Reputation: 53816
I have a List of objects which will be filtered.
This filtering will consist of at least 3 rules.
So for example :
public class Filtering {
List<MyObject> myObjectList;
List<MyObject> filterStep1(List<MyObject> myObjectList){
for(Myobject myobj : myObjectList){
if(isCriteriaSatisified){
continue
}
else {
removeThisObjectFromList
}
}
}
List<MyObject> filterStep2(List<MyObject> myObjectList){
for(Myobject myobj : myObjectList){
if(isCriteriaSatisified){
continue
}
else {
removeThisObjectFromList
}
}
}
}
I like this approach as it is simple, self contained and can see very easily what is trying to be achieved.
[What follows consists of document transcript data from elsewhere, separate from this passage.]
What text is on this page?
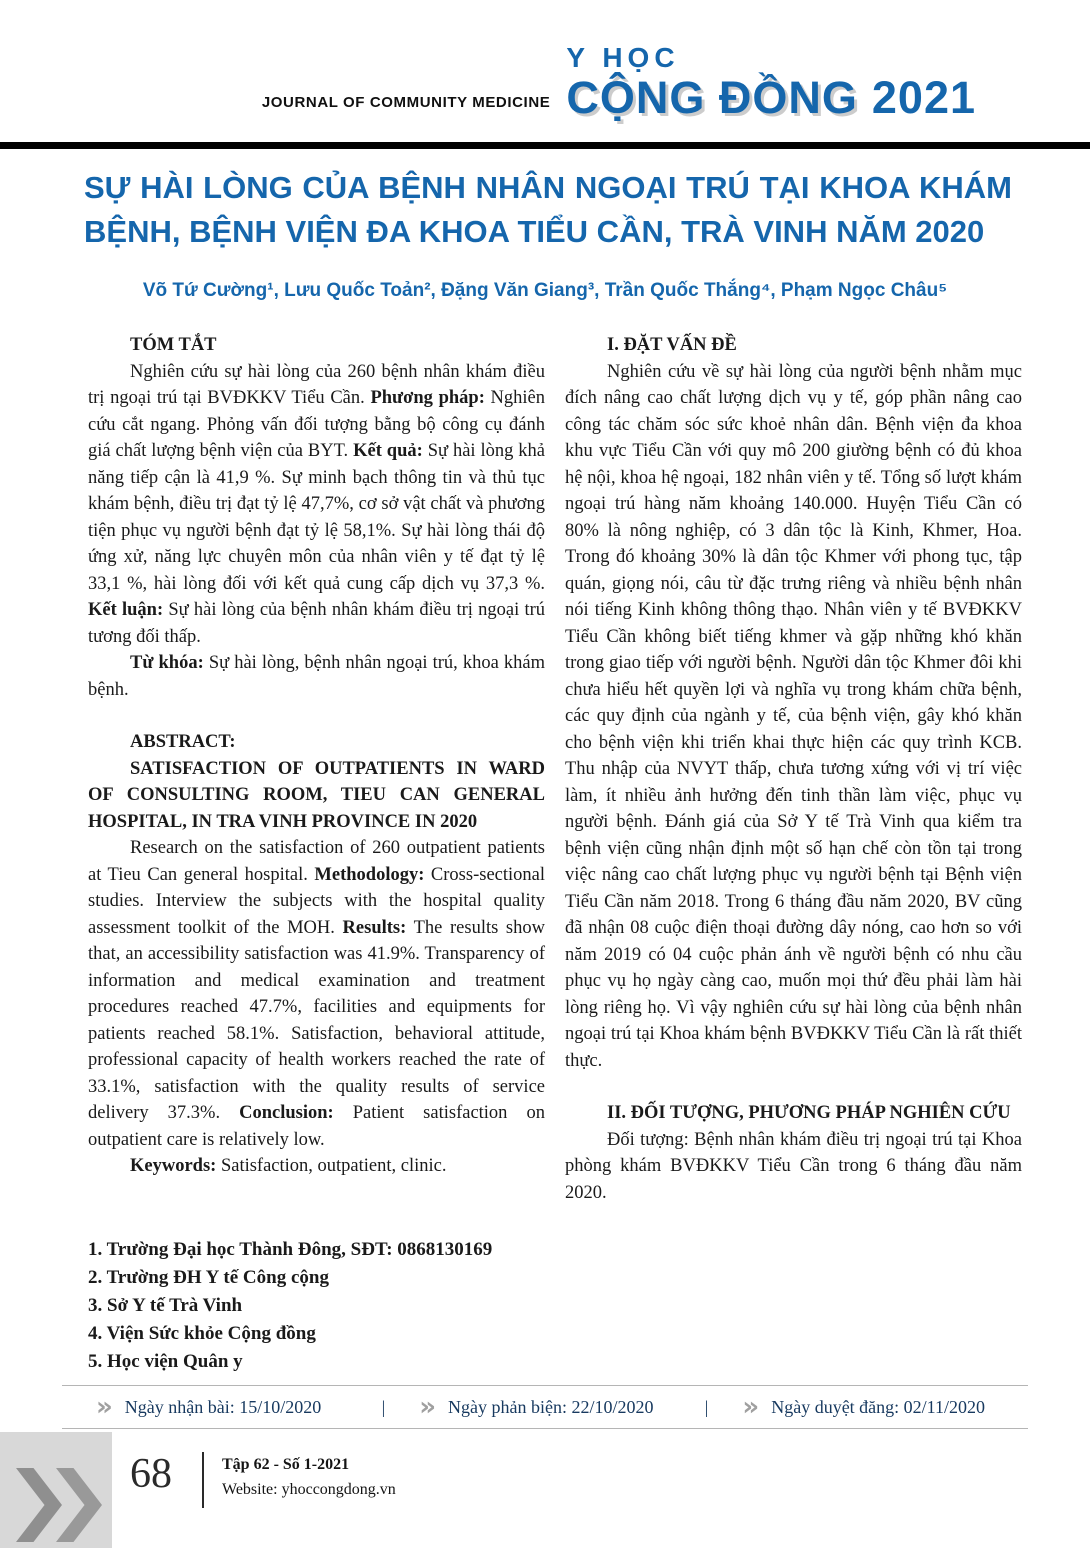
JOURNAL OF COMMUNITY MEDICINE
Y HỌC
CỘNG ĐỒNG 2021
SỰ HÀI LÒNG CỦA BỆNH NHÂN NGOẠI TRÚ TẠI KHOA KHÁM BỆNH, BỆNH VIỆN ĐA KHOA TIỂU CẦN, TRÀ VINH NĂM 2020
Võ Tứ Cường¹, Lưu Quốc Toản², Đặng Văn Giang³, Trần Quốc Thắng⁴, Phạm Ngọc Châu⁵

TÓM TẮT

Nghiên cứu sự hài lòng của 260 bệnh nhân khám điều trị ngoại trú tại BVĐKKV Tiểu Cần. Phương pháp: Nghiên cứu cắt ngang. Phỏng vấn đối tượng bằng bộ công cụ đánh giá chất lượng bệnh viện của BYT. Kết quả: Sự hài lòng khả năng tiếp cận là 41,9 %. Sự minh bạch thông tin và thủ tục khám bệnh, điều trị đạt tỷ lệ 47,7%, cơ sở vật chất và phương tiện phục vụ người bệnh đạt tỷ lệ 58,1%. Sự hài lòng thái độ ứng xử, năng lực chuyên môn của nhân viên y tế đạt tỷ lệ 33,1 %, hài lòng đối với kết quả cung cấp dịch vụ 37,3 %. Kết luận: Sự hài lòng của bệnh nhân khám điều trị ngoại trú tương đối thấp.

Từ khóa: Sự hài lòng, bệnh nhân ngoại trú, khoa khám bệnh.

ABSTRACT:

SATISFACTION OF OUTPATIENTS IN WARD OF CONSULTING ROOM, TIEU CAN GENERAL HOSPITAL, IN TRA VINH PROVINCE IN 2020

Research on the satisfaction of 260 outpatient patients at Tieu Can general hospital. Methodology: Cross-sectional studies. Interview the subjects with the hospital quality assessment toolkit of the MOH. Results: The results show that, an accessibility satisfaction was 41.9%. Transparency of information and medical examination and treatment procedures reached 47.7%, facilities and equipments for patients reached 58.1%. Satisfaction, behavioral attitude, professional capacity of health workers reached the rate of 33.1%, satisfaction with the quality results of service delivery 37.3%. Conclusion: Patient satisfaction on outpatient care is relatively low.

Keywords: Satisfaction, outpatient, clinic.

I. ĐẶT VẤN ĐỀ

Nghiên cứu về sự hài lòng của người bệnh nhằm mục đích nâng cao chất lượng dịch vụ y tế, góp phần nâng cao công tác chăm sóc sức khoẻ nhân dân. Bệnh viện đa khoa khu vực Tiểu Cần với quy mô 200 giường bệnh có đủ khoa hệ nội, khoa hệ ngoại, 182 nhân viên y tế. Tổng số lượt khám ngoại trú hàng năm khoảng 140.000. Huyện Tiểu Cần có 80% là nông nghiệp, có 3 dân tộc là Kinh, Khmer, Hoa. Trong đó khoảng 30% là dân tộc Khmer với phong tục, tập quán, giọng nói, câu từ đặc trưng riêng và nhiều bệnh nhân nói tiếng Kinh không thông thạo. Nhân viên y tế BVĐKKV Tiểu Cần không biết tiếng khmer và gặp những khó khăn trong giao tiếp với người bệnh. Người dân tộc Khmer đôi khi chưa hiểu hết quyền lợi và nghĩa vụ trong khám chữa bệnh, các quy định của ngành y tế, của bệnh viện, gây khó khăn cho bệnh viện khi triển khai thực hiện các quy trình KCB. Thu nhập của NVYT thấp, chưa tương xứng với vị trí việc làm, ít nhiều ảnh hưởng đến tinh thần làm việc, phục vụ người bệnh. Đánh giá của Sở Y tế Trà Vinh qua kiểm tra bệnh viện cũng nhận định một số hạn chế còn tồn tại trong việc nâng cao chất lượng phục vụ người bệnh tại Bệnh viện Tiểu Cần năm 2018. Trong 6 tháng đầu năm 2020, BV cũng đã nhận 08 cuộc điện thoại đường dây nóng, cao hơn so với năm 2019 có 04 cuộc phản ánh về người bệnh có nhu cầu phục vụ họ ngày càng cao, muốn mọi thứ đều phải làm hài lòng riêng họ. Vì vậy nghiên cứu sự hài lòng của bệnh nhân ngoại trú tại Khoa khám bệnh BVĐKKV Tiểu Cần là rất thiết thực.

II. ĐỐI TƯỢNG, PHƯƠNG PHÁP NGHIÊN CỨU

Đối tượng: Bệnh nhân khám điều trị ngoại trú tại Khoa phòng khám BVĐKKV Tiểu Cần trong 6 tháng đầu năm 2020.

1. Trường Đại học Thành Đông, SĐT: 0868130169
2. Trường ĐH Y tế Công cộng
3. Sở Y tế Trà Vinh
4. Viện Sức khỏe Cộng đồng
5. Học viện Quân y
» Ngày nhận bài: 15/10/2020	| » Ngày phản biện: 22/10/2020	| » Ngày duyệt đăng: 02/11/2020
68	Tập 62 - Số 1-2021
Website: yhoccongdong.vn
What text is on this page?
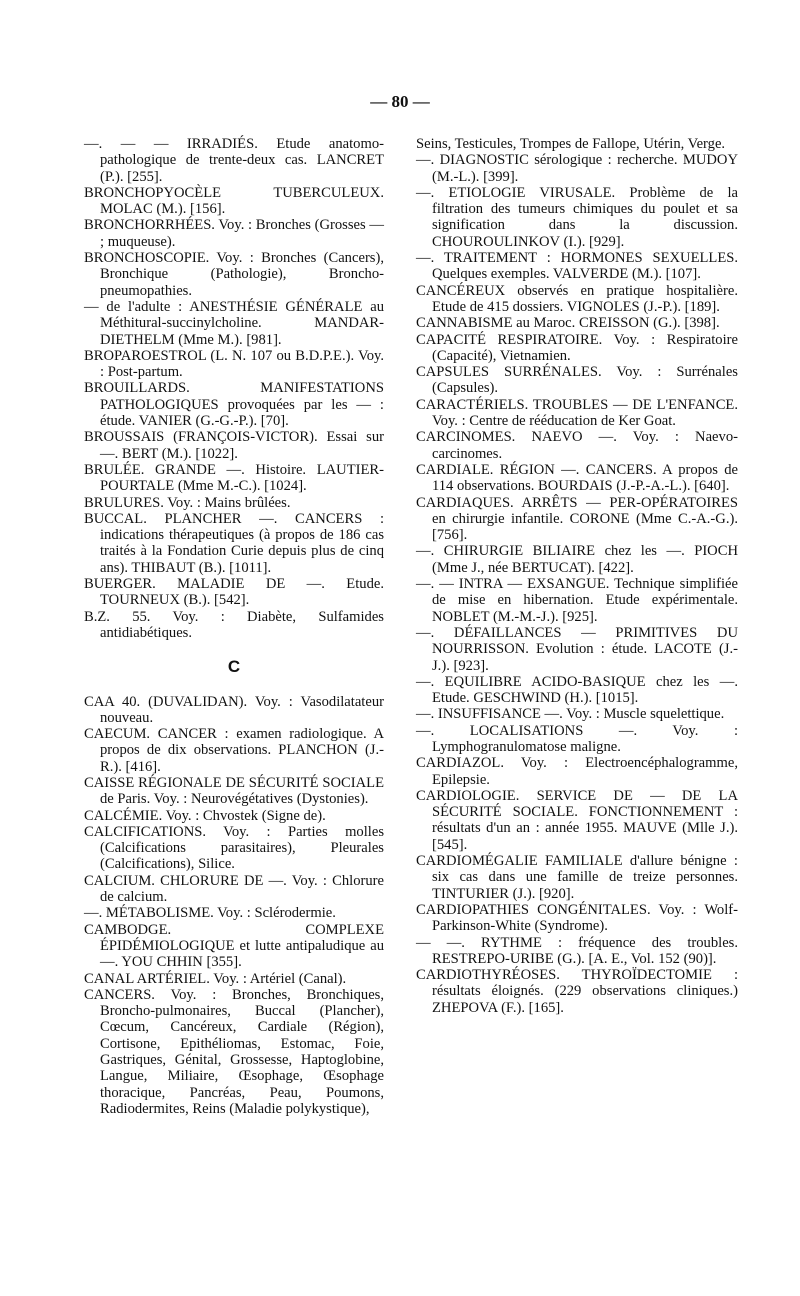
— 80 —

—. — — IRRADIÉS. Etude anatomo-pathologique de trente-deux cas. LANCRET (P.). [255].

BRONCHOPYOCÈLE TUBERCULEUX. MOLAC (M.). [156].

BRONCHORRHÉES. Voy. : Bronches (Grosses — ; muqueuse).

BRONCHOSCOPIE. Voy. : Bronches (Cancers), Bronchique (Pathologie), Broncho-pneumopathies.

— de l'adulte : ANESTHÉSIE GÉNÉRALE au Méthitural-succinylcholine. MANDAR-DIETHELM (Mme M.). [981].

BROPAROESTROL (L. N. 107 ou B.D.P.E.). Voy. : Post-partum.

BROUILLARDS. MANIFESTATIONS PATHOLOGIQUES provoquées par les — : étude. VANIER (G.-G.-P.). [70].

BROUSSAIS (FRANÇOIS-VICTOR). Essai sur —. BERT (M.). [1022].

BRULÉE. GRANDE —. Histoire. LAUTIER-POURTALE (Mme M.-C.). [1024].

BRULURES. Voy. : Mains brûlées.

BUCCAL. PLANCHER —. CANCERS : indications thérapeutiques (à propos de 186 cas traités à la Fondation Curie depuis plus de cinq ans). THIBAUT (B.). [1011].

BUERGER. MALADIE DE —. Etude. TOURNEUX (B.). [542].

B.Z. 55. Voy. : Diabète, Sulfamides antidiabétiques.

C

CAA 40. (DUVALIDAN). Voy. : Vasodilatateur nouveau.

CAECUM. CANCER : examen radiologique. A propos de dix observations. PLANCHON (J.-R.). [416].

CAISSE RÉGIONALE DE SÉCURITÉ SOCIALE de Paris. Voy. : Neurovégétatives (Dystonies).

CALCÉMIE. Voy. : Chvostek (Signe de).

CALCIFICATIONS. Voy. : Parties molles (Calcifications parasitaires), Pleurales (Calcifications), Silice.

CALCIUM. CHLORURE DE —. Voy. : Chlorure de calcium.

—. MÉTABOLISME. Voy. : Sclérodermie.

CAMBODGE. COMPLEXE ÉPIDÉMIOLOGIQUE et lutte antipaludique au —. YOU CHHIN [355].

CANAL ARTÉRIEL. Voy. : Artériel (Canal).

CANCERS. Voy. : Bronches, Bronchiques, Broncho-pulmonaires, Buccal (Plancher), Cœcum, Cancéreux, Cardiale (Région), Cortisone, Epithéliomas, Estomac, Foie, Gastriques, Génital, Grossesse, Haptoglobine, Langue, Miliaire, Œsophage, Œsophage thoracique, Pancréas, Peau, Poumons, Radiodermites, Reins (Maladie polykystique),

Seins, Testicules, Trompes de Fallope, Utérin, Verge.

—. DIAGNOSTIC sérologique : recherche. MUDOY (M.-L.). [399].

—. ETIOLOGIE VIRUSALE. Problème de la filtration des tumeurs chimiques du poulet et sa signification dans la discussion. CHOUROULINKOV (I.). [929].

—. TRAITEMENT : HORMONES SEXUELLES. Quelques exemples. VALVERDE (M.). [107].

CANCÉREUX observés en pratique hospitalière. Etude de 415 dossiers. VIGNOLES (J.-P.). [189].

CANNABISME au Maroc. CREISSON (G.). [398].

CAPACITÉ RESPIRATOIRE. Voy. : Respiratoire (Capacité), Vietnamien.

CAPSULES SURRÉNALES. Voy. : Surrénales (Capsules).

CARACTÉRIELS. TROUBLES — DE L'ENFANCE. Voy. : Centre de rééducation de Ker Goat.

CARCINOMES. NAEVO —. Voy. : Naevo-carcinomes.

CARDIALE. RÉGION —. CANCERS. A propos de 114 observations. BOURDAIS (J.-P.-A.-L.). [640].

CARDIAQUES. ARRÊTS — PER-OPÉRATOIRES en chirurgie infantile. CORONE (Mme C.-A.-G.). [756].

—. CHIRURGIE BILIAIRE chez les —. PIOCH (Mme J., née BERTUCAT). [422].

—. — INTRA — EXSANGUE. Technique simplifiée de mise en hibernation. Etude expérimentale. NOBLET (M.-M.-J.). [925].

—. DÉFAILLANCES — PRIMITIVES DU NOURRISSON. Evolution : étude. LACOTE (J.-J.). [923].

—. EQUILIBRE ACIDO-BASIQUE chez les —. Etude. GESCHWIND (H.). [1015].

—. INSUFFISANCE —. Voy. : Muscle squelettique.

—. LOCALISATIONS —. Voy. : Lymphogranulomatose maligne.

CARDIAZOL. Voy. : Electroencéphalogramme, Epilepsie.

CARDIOLOGIE. SERVICE DE — DE LA SÉCURITÉ SOCIALE. FONCTIONNEMENT : résultats d'un an : année 1955. MAUVE (Mlle J.). [545].

CARDIOMÉGALIE FAMILIALE d'allure bénigne : six cas dans une famille de treize personnes. TINTURIER (J.). [920].

CARDIOPATHIES CONGÉNITALES. Voy. : Wolf-Parkinson-White (Syndrome).

— —. RYTHME : fréquence des troubles. RESTREPO-URIBE (G.). [A. E., Vol. 152 (90)].

CARDIOTHYRÉOSES. THYROÏDECTOMIE : résultats éloignés. (229 observations cliniques.) ZHEPOVA (F.). [165].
But perhaps there is a design pattern I should be using instead ?
The "Chain of Responsibility" pattern is something I'm considering where filterStep1 & filterStep2 in above code would be refactored into a seperate hander.
Upvotes: 5
Views: 2506
Reputation: 27687
One option using Java 8 streams:
myObjects.stream().filter( this::isCriteriaSatisified ).filter( this::anotherCriteria )
Assuming you have a method boolean isCriteriaSatisified(myObj)
in your class. You can then collect that stream into another List.
Upvotes: 2
Reputation: 77177
This is the "pipes and filters" pattern, and while your implementation is okay, it's better not to hardcode the filtering logic in methods. Instead, write a Predicate<MyObject>
for each of your boolean conditions (either the one built into Java 8 or the one from Guava). This is much easier to test and can easily be applied to existing clean APIs, such as the Streams API or Guava's collection views.